Which brings us to the regrettable birth of Should Not Have Come To This. If the album has a strong undercurrent of sadness and regret it's because of the events surrounding this song. While the scenes of a lifetime come and go and one thing merges into another, some moments are stuck rising above the flow of time - a grim reminder that occasionally the world is a brutal, ugly place. Even today, after all the questions and claims about what really happened have faded into the background and nobody is sure that if given some sort of celestial choice that they'd actually choose to forget about the night of January 21st, 2010, even now Greg still isn't willing to talk about it. And part of that might be the unnecessary shackles of our legal system, and part of it might be self imposed labyrinthine psychological protection - but in either case what can't be denied is that we all know what the outcome was and maybe it's best that we just enjoy the song and leave it at that.



After trudging through such depressing histories you might think that all of the songs on People Problems sprang from hardship (or car accidents). Not so. For instance, Circles and Carousels is about Daniels unrelated but deep love of concentric shapes and the circus. While Summerdays was written after a hot-as-shit July afternoon that the band spent exploring the beaches of Lake Wintittago in Norfolk, Texas. It's such a laid back blend of reckless sunburnt energy that you can actually feel the sweat of a long afternoon dripping down the swell of your back. It's a carefully captured feeling that closes out an album of problems with a lackadaisical note of triumphant abandon.



But maybe the history doesn't matter to you. Some people can bring their own impressions to the table, regardless of whatever's already there. For example, in my neck of the woods there are more than a couple of funerals every month. And while I hate attending them, for all the usual reasons, I happen to be friends with the local mortician. And believe me when I tell you that the coffins he wrests out of iron and wood are works of art. Solitary reminders that man can create great things, even when he's dead inside of them. Now, I hate going to funerals. I hate everything about them. But while I'm there I see the beauty inside (figuratively) my friend's creation, and I can't help but be moved. I don't know how he does it, and occasionally I don't know a goddamn thing about the people inside, but every time I leave a service I'm not thinking about death, or pain, or loss - I'm thinking about the craft and the skill that he quietly delivered and I can't help but be moved. Am I somehow a different human being? A better man? A finer soul? Not really, but the daylight is always a little softer, the air a bit sharper.my head clears and the worries of a few hours prior no longer seem so heavy.

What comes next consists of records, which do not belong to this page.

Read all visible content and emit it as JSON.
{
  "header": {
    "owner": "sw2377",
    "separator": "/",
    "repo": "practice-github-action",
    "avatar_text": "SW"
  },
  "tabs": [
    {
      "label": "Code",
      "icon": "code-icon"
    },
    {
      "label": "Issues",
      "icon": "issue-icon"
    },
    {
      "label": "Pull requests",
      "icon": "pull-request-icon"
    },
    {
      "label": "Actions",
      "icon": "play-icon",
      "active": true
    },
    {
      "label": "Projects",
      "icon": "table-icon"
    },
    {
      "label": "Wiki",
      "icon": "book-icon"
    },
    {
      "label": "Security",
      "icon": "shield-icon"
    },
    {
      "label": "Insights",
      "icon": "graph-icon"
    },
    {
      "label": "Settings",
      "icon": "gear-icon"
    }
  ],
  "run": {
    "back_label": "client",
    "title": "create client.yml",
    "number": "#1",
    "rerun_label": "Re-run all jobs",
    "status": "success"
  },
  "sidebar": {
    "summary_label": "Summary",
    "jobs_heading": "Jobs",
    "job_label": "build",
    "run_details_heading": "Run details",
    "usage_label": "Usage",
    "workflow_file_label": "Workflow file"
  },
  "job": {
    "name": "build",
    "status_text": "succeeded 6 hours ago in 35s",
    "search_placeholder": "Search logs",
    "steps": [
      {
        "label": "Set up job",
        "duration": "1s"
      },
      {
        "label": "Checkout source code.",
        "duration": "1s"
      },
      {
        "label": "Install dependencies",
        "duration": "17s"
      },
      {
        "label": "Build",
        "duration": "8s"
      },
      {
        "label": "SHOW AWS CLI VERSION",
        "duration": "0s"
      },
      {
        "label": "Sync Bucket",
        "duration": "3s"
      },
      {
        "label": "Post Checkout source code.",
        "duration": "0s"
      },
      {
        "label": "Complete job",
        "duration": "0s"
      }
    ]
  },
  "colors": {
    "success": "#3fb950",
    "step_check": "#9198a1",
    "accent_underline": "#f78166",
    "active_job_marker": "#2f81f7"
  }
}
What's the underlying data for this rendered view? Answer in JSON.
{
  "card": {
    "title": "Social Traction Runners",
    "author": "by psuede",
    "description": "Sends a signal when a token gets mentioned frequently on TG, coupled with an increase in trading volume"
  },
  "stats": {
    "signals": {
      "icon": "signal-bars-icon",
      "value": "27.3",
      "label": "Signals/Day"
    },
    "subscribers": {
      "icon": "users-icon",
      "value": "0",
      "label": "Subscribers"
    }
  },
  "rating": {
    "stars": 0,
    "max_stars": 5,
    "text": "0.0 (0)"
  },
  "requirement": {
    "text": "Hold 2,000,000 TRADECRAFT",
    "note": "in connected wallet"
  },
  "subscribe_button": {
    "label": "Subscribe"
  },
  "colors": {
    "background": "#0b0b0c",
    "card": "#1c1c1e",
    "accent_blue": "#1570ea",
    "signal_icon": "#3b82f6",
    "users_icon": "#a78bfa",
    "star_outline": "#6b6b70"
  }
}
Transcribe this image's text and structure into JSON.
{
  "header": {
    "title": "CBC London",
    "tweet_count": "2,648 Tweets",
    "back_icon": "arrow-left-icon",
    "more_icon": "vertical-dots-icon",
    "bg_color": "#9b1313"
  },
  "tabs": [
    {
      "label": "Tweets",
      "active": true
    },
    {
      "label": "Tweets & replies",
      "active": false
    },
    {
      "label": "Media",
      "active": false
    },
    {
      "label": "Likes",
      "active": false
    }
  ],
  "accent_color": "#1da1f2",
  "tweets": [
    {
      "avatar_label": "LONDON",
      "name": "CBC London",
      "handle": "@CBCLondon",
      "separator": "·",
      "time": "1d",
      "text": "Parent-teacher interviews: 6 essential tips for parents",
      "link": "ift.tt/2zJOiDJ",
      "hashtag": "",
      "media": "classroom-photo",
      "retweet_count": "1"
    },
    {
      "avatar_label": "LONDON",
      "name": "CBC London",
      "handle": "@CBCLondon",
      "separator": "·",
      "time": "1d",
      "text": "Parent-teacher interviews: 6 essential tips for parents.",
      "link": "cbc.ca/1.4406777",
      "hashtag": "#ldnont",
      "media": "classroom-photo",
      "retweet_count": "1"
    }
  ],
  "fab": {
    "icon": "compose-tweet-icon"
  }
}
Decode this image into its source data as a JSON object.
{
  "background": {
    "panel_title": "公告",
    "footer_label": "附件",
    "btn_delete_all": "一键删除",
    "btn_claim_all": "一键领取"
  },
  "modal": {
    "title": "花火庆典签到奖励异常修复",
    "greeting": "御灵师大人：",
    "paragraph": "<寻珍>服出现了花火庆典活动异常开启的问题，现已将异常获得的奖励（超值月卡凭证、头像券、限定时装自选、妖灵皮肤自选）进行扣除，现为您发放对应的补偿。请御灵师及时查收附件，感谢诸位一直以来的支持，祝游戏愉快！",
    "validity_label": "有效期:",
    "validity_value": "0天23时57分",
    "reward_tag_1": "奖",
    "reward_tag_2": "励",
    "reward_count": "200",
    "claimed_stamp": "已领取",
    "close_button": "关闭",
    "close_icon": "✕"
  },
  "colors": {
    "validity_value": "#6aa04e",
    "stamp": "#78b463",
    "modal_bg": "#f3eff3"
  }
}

Which, ultimately, is what People Problems is all about. Taking something naturally difficult and turning it into a moment that can light a spark in your heart and allow you to live life without worrying about issues that are dreamt up to keep your spirits chained down against the crust of the ground. Literally.



I mean, isn't that what we're asking for from our music? That and the possibility that everything is going to click and we're going to dance or sing along or just sit and smile and have a good time? Because that's the sweaty smelling beer stuffed atmosphere you're going to get when you walk into an Oh No Oh My show. A thrilling affirmation that every song they wrote came from a place that was carried around inside just dying to come out but couldn't, until the four guys got up on stage and started beating their instruments and radiating a good time.



Or not. That's one of the great things about music - every once in a while it's open to interpretation. Either way if I were you I'd carve out an hour from your day, put on this record and just forget about life for a little while. Pour a few shots of your favorite drink and find the perfect place to experience the open-hearted togetherness of 12 songs that want nothing more than to pat you on the back and say, "Hey man, what's going on?"